Defining our being as an African nation
EXCERPT of the address by then President Nelson Mandela at the commemoration in East London on September 12 1997 of the 20th anniversary of Steve Biko’s death:
THE driving thrust of black consciousness was to forge pride and unity among all the oppressed, to foil the strategy of divide-and-rule, to engender pride among the mass of our people and confidence in their ability to throw off their oppression.
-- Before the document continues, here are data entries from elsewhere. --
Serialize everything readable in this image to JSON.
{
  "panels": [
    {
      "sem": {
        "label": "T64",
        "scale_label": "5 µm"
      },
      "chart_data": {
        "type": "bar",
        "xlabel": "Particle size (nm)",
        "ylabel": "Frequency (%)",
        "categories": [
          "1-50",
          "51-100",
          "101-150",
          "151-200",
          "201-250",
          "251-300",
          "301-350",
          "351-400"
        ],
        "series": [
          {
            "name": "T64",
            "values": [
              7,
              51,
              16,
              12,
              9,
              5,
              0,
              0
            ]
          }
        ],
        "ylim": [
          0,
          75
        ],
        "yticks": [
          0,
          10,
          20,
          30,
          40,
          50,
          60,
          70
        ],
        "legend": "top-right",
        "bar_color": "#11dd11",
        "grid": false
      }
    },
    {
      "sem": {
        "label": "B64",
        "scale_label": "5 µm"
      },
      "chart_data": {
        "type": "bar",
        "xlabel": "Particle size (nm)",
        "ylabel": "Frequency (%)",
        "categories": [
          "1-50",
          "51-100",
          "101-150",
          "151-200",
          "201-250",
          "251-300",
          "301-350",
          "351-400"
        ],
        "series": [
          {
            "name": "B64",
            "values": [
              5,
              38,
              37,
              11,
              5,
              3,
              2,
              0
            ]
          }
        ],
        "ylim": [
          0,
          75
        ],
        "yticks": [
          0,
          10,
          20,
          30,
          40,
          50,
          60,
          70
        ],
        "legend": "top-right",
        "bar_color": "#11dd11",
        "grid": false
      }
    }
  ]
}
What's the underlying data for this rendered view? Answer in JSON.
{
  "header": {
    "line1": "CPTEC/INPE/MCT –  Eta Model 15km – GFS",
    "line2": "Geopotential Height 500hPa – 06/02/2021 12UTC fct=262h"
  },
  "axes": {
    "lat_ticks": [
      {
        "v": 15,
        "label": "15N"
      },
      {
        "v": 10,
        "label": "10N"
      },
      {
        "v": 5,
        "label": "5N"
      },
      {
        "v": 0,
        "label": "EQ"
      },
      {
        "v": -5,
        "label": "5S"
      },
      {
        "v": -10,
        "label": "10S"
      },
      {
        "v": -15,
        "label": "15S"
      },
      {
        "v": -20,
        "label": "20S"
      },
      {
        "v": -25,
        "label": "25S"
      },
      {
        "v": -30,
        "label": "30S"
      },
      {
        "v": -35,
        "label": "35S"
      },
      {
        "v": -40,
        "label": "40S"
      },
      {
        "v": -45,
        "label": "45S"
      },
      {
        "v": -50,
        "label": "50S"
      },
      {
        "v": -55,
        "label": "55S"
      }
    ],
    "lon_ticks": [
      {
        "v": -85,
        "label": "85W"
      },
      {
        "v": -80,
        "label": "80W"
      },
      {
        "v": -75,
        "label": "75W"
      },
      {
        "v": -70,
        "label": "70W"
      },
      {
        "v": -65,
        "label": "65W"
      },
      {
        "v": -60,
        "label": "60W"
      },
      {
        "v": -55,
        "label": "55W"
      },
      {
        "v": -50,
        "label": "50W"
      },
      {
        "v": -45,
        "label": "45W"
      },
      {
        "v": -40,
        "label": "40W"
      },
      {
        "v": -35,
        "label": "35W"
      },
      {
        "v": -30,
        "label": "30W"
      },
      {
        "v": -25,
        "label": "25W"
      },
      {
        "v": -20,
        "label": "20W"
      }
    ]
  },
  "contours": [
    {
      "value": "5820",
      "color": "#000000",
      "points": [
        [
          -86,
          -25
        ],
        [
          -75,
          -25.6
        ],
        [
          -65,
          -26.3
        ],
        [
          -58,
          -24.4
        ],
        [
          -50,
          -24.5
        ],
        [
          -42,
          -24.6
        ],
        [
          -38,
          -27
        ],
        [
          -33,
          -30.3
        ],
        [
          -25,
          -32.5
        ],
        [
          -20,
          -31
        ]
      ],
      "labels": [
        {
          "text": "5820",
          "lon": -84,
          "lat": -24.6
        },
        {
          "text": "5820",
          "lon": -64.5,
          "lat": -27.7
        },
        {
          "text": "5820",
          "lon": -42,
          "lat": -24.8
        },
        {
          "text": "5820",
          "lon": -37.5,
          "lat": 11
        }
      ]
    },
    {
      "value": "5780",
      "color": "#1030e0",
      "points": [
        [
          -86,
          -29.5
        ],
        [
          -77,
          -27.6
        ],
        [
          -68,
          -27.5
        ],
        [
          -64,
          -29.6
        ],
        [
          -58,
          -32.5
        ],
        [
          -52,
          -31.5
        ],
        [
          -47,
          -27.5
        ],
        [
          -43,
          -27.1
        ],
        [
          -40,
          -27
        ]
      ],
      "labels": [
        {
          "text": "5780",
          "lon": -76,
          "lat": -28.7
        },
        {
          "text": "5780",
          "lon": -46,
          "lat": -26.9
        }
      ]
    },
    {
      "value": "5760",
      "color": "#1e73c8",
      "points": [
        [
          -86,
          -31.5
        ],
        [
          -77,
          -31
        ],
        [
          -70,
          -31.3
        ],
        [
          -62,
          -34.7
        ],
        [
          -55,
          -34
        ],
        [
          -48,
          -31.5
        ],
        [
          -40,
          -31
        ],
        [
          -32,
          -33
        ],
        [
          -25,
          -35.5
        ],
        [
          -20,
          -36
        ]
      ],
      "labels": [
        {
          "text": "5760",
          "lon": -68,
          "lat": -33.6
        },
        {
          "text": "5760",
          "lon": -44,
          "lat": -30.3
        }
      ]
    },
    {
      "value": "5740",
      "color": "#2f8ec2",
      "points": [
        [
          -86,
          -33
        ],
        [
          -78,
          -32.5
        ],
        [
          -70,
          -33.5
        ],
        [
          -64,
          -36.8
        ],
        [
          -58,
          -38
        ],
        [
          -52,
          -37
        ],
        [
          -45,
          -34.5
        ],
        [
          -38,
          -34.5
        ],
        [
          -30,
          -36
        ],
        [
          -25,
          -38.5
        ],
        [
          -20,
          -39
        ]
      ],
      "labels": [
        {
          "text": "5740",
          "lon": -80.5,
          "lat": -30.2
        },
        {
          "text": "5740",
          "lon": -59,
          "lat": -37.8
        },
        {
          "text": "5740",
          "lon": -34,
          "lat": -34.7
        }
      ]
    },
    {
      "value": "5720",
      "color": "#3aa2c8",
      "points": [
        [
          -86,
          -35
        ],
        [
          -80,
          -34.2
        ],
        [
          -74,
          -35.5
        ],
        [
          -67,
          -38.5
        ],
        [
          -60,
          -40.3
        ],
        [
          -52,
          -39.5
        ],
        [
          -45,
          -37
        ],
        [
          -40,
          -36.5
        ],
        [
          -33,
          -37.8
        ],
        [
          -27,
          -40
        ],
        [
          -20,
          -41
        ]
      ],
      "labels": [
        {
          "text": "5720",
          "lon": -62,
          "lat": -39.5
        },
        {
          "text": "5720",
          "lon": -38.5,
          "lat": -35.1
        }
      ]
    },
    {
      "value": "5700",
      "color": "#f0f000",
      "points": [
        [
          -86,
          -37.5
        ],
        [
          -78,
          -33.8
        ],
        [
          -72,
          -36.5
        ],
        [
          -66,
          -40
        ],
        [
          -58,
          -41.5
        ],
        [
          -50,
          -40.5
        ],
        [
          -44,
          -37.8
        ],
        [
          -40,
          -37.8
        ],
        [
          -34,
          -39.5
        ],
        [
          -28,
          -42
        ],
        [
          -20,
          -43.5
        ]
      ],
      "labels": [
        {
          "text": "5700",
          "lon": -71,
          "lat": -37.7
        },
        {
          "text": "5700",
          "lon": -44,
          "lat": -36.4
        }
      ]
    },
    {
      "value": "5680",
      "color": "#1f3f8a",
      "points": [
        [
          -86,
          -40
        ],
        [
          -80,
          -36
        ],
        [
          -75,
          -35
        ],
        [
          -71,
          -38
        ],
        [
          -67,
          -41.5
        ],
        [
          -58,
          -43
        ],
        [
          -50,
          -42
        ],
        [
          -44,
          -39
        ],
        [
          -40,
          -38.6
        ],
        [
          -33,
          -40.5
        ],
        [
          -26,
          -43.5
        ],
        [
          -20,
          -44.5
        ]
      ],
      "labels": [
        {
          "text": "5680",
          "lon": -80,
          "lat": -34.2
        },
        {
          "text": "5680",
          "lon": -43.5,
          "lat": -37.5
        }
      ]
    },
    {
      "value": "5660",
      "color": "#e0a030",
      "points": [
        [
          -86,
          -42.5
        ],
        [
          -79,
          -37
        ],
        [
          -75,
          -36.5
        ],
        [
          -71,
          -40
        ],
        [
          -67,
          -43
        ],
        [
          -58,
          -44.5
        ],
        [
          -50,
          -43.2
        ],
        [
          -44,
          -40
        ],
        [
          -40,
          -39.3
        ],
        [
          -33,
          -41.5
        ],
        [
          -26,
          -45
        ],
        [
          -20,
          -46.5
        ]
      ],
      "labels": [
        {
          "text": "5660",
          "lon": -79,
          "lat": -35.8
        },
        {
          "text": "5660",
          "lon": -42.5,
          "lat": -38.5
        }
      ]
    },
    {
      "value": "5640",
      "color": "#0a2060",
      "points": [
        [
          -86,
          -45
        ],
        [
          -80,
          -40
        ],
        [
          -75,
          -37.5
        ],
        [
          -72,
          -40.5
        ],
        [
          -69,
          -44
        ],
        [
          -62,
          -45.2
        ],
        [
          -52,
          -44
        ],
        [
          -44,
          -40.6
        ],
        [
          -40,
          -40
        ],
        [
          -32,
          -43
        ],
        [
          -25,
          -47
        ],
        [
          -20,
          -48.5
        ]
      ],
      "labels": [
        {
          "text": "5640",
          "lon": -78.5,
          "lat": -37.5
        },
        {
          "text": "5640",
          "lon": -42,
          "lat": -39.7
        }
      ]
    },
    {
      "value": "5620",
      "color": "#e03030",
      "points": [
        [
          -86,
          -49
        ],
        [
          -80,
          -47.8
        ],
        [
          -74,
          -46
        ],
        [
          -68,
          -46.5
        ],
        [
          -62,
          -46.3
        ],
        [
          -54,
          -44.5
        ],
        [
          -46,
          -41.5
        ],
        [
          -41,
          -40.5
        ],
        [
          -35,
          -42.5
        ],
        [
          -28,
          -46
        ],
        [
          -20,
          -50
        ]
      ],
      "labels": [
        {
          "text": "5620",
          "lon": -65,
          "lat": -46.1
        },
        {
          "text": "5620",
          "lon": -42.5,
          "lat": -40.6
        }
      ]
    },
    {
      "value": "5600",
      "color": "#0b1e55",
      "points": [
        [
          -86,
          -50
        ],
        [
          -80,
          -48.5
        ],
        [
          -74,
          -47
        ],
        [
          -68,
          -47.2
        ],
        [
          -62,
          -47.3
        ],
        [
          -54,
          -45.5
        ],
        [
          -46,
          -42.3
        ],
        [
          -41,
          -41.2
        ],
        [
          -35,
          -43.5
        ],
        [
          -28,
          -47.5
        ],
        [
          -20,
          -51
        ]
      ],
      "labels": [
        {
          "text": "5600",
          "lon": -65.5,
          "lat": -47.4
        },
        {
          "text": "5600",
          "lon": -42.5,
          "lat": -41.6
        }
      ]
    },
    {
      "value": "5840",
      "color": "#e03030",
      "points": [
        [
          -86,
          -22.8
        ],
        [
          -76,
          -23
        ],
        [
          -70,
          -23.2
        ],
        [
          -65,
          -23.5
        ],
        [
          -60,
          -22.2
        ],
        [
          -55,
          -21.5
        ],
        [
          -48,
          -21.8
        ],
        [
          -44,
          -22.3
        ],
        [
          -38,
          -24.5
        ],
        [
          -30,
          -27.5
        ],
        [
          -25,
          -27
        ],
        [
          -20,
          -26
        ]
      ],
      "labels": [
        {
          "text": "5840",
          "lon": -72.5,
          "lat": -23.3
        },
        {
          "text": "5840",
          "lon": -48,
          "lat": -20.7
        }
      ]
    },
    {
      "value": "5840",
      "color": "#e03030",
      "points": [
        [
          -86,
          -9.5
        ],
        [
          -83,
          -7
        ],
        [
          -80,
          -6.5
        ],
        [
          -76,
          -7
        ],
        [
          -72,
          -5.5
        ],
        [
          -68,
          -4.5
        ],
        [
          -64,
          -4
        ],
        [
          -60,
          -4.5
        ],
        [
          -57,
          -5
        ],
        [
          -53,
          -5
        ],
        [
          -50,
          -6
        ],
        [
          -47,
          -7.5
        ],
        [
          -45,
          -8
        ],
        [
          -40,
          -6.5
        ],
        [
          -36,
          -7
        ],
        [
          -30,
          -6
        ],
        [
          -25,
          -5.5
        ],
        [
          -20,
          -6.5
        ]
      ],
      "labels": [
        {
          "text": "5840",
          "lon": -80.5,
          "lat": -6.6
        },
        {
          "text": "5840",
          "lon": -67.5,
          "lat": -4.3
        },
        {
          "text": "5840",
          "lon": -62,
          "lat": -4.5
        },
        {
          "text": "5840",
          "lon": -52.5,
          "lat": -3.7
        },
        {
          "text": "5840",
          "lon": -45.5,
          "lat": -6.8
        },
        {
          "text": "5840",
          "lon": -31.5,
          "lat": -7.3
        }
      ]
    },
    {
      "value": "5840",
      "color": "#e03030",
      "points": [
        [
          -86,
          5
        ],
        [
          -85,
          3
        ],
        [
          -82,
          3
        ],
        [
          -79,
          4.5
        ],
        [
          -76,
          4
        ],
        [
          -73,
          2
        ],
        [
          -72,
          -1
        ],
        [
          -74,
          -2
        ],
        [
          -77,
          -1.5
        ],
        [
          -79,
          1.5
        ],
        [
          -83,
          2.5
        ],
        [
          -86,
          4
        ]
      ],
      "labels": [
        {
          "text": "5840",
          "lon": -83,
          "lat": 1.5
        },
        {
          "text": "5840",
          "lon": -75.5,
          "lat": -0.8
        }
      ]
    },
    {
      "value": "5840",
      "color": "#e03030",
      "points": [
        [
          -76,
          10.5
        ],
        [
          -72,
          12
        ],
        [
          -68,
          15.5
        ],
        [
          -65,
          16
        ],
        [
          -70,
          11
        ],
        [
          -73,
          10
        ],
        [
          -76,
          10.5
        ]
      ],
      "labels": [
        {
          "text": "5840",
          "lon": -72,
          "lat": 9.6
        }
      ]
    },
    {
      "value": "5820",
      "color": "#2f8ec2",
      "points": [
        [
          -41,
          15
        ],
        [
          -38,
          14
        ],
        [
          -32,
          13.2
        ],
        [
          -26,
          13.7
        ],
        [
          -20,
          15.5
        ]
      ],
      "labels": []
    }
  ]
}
And for its part the ANC from the first years of the 1970s welcomed black consciousness as part of the genuine forces of the revolution. It understood that it was helping give organisational form to the popular upsurge of all the oppressed groups of our society. Above all, the liberation movement asserted that, in struggle – in mass action, underground organisation, armed actions and international mobilisation – the people would most readily develop consciousness of their proud being, of their equality with everyone else, of their capacity to make history.
It is both natural and a matter of proud record, that the overwhelm- ing majority of young fighters who cut their teeth and shaped part of their political being in the Black Consciousness Movement are today leaders in their own right in national and provincial government, in the public service, in the judiciary and in the security and intelligence structures of the democratic government. They are to be found in the professions, in business, in the trade union movement and other structures of civil society.
The attitude of mind and way of life that Biko and his comrades called for are needed today in abundance. They are relevant as we define our being as an African nation of the African continent. They are pertinent in our drive to ward off the temptation to become clones of other people.
While Biko espoused, inspired and promoted black pride, he never made blackness a fetish. At the end of the day, as he himself pointed out, accepting one’s blackness is a critical starting point: an important foundation for engaging in struggle. Today, it must be a foundation for reconstruction and development, for a common human effort to end war, poverty, ignorance and disease.